For the mouse monoclonals, we offer Mouse-IgG-SAP (Cat. #IT-18), produced by conjugation of mouse IgG to saporin. Mouse IgG replaces the murine monoclonal IgG that performs the specific targeting, and saporin is used in both. The molecular structure of the two is similar, even to the chemistry of conjugation. The only difference is the replacement of the targeting agent with mouse IgG that has no target. Figure 1 shows the same lack of targeted cytotoxicity as saporin alone and approximately 1000-fold less than targeted material.

The rat immunotoxins also have a negative control. Rat IgG-SAP, Cat. #IT-17, is made with rat IgG coupled to saporin with the same chemistry. Figure 2 shows that rat IgG-SAP has no more cytotoxicity to cells than saporin alone, while the targeted toxin is more than four orders of magnitude more toxic.

For the second immunotoxins (Mab-ZAP, Rab-ZAP), use Goat IgG- SAP, Cat. #IT-19. It works on the same easy principle as Mouse IgG- SAP and Rat IgG-SAP.

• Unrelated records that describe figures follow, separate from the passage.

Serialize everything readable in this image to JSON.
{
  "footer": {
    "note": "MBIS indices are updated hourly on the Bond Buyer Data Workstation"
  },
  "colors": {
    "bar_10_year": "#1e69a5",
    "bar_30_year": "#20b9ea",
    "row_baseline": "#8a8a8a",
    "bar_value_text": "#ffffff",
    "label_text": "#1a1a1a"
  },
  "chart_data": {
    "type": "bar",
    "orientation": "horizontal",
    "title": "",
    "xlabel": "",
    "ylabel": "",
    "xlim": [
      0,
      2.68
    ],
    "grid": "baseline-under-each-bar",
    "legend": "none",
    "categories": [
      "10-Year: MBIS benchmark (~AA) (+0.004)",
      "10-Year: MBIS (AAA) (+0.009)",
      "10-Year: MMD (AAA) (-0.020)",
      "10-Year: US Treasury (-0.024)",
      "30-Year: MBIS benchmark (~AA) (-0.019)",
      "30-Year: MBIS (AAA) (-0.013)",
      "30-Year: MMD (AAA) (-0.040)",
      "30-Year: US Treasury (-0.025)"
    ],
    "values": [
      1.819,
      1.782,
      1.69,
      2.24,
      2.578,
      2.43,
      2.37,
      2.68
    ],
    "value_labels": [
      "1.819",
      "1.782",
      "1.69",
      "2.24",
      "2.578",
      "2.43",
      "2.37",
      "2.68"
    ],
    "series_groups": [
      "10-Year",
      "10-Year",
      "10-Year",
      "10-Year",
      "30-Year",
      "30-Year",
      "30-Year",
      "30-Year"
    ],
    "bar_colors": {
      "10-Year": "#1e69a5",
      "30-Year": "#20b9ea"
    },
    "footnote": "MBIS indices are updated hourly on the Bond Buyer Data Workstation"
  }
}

Ligand-toxins: Blank-SAP (Cat. #IT-21) is constructed from a nonsense peptide, a re-arranged alpha melanocyte- stimulating hormone. This sequence contains amino acids common to the ligands of G protein-coupled receptors, but has no known homology. Like all of our peptide- toxins, it has a 1:1 molar ratio of saporin to peptide, and is void of any free peptide or non-conjugated saporin. It’s a perfect match to the peptide ligand-toxins SP-SAP, SSP- SAP, orexin-SAP, dermorphin-SAP, and CRF-SAP. Figure 3 is an illustration of Blank-SAP “shooting blanks” relative to a targeted toxin. The targeted toxin is more than two orders of magnitude more potent than Blank-SAP or saporin alone.

The great thing about these new controls is they are ready to use. You don’t have to make strange calculations to figure how much of each component to add; you just use the same amount of control as you do the targeted toxin, and that’s it! Couldn’t be much simpler.